Graphic: PUSD Per-Student Spending Outpaces That of Other Nearby School Districts
A graphical comparison of spending across L.A. County school districts shows a much rate of spending per student in the PUSD.
At a February candidates forum for school board candidates, Gaylaird Christopher, a local architect who unsuccessfully challenged incumbent Tom Selinske in the March 8 board election, held up two charts, one with the API test scores of local school districts, and one purporting to be the spending per pupil for those districts.
The spending per pupil graph showed PUSD with much higher spending compared to several other neighboring districts, some of which are wealthier than Pasadena.
Christopher said his point was that PUSD spends too much for the results that it gets, and the community should expect better.
In response, Peter Dreier, an Occidental College politics professor in the audience, interrupted him and disputed Christopher's statements.
So were the numbers correct? Christopher attributed the figures to the state Department of Education. Patch took a look at those figures and indeed they show Pasadena as having high expenditures compared to the rest of the county.
The figures track expenditures per average daily attendee (ADA), and put Pasadena at $10,583 per ADA compared to $8,990 for the county average. Out of 80 school districts in the county, Pasadena is the fifth highest in these costs.
So we emailed Dreier to ask him why he said what he did. His response:
"Christopher was comparing apples and oranges when looking at per-capita student spending in PUSD and other districts. Pasadena has a much, much larger number of low-income students, and thus more students for whom the district spends money on free-and-reduce lunch subsidies, transportation to and from school, and special needs. If you compare per-student spending in terms of what is spent on education - ie in the classroom -- you don't get those disparities."
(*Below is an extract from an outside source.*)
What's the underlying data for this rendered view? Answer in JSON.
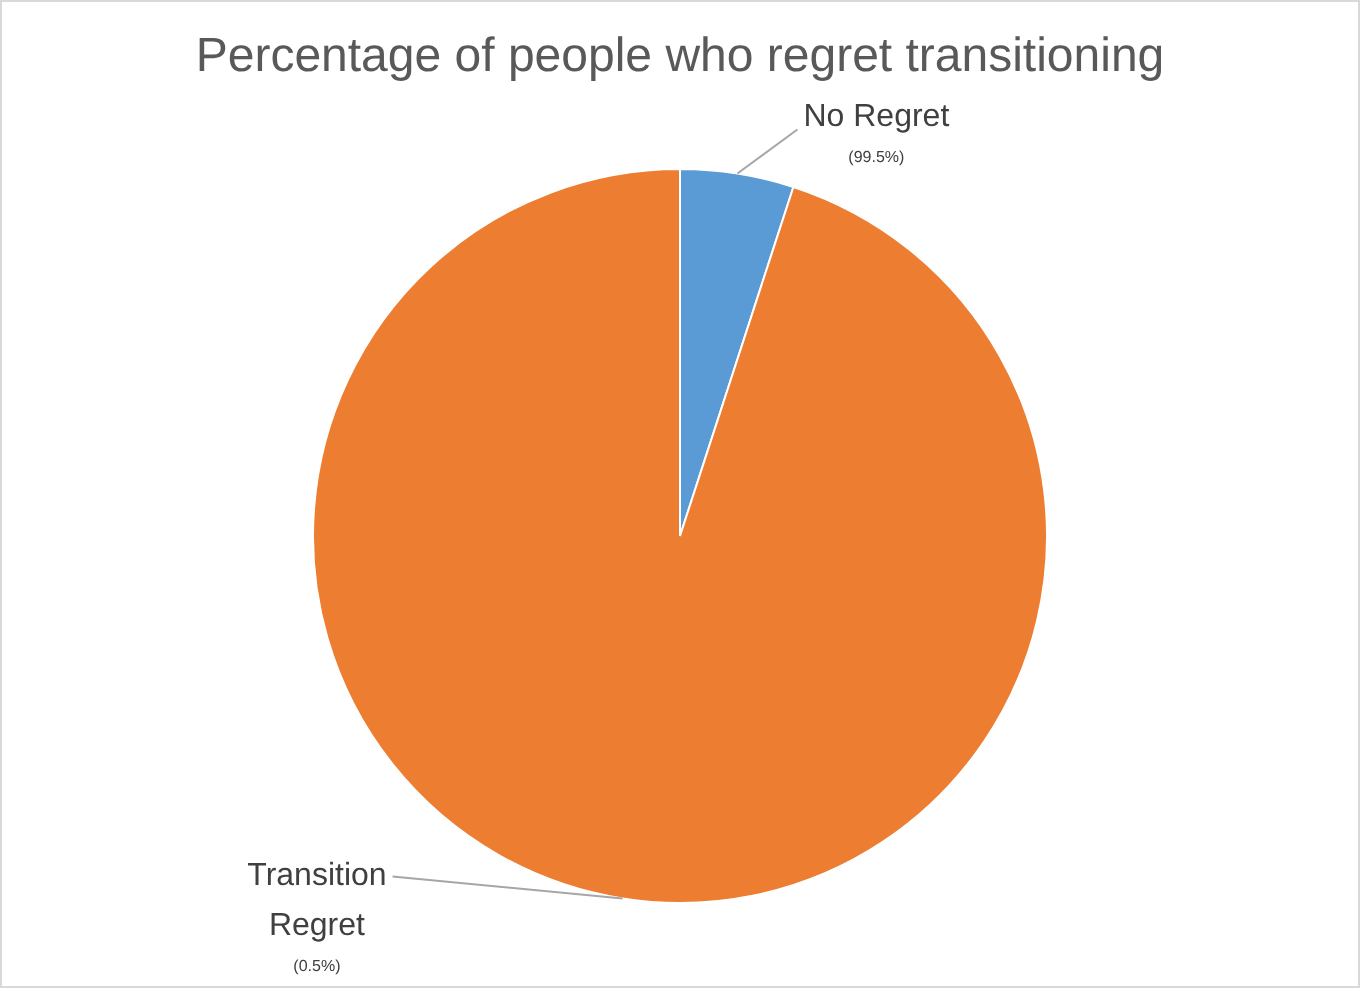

Other Department of Education numbers support this statement: Pasadena's average teacher salary, for example, is below the county average, and well below the wealthier districts in the county.
The district also clearly has more low-income students than the average district in the county and far more than a lot of neighboring cities; 60 percent of PUSD students receive a free or reduced-cost lunch. By comparison, neighboring La Canada Flintridge has fewer than 1 percent of their students participating in that program.
At the same time, the figures don't definitively attribute the extra spending to low income programs. They are not broken down by cost on social programs versus other administrative programs or other categories, so there is still some guesswork involved in the figures.
The Department of Education numbers below for the 2008-09 school year compare PUSD to some of its wealthy neighbors and also Glendale (which is much closer to PUSD in terms of the financial make-up of its students). The first graph shows expenditures per ADA, the second, average teacher salary, and the third, the percent of students needing a free or reduced cost lunch.
D Shelley
9:11 pm on Thursday, March 24, 2011
PUSD does have some of the lowest paid teachers. It also has some of the highest paid administrators as well as piles of highly paid friends, oops, I mean, consultants.
And who oversees this free for all? Why, the Pasadena Educational Foundation (PEF) of which Peter Dreier is a member, of course! They, with their backroom, "Me and mine first" deals are what stands in the way of equity and progress in the PUSD.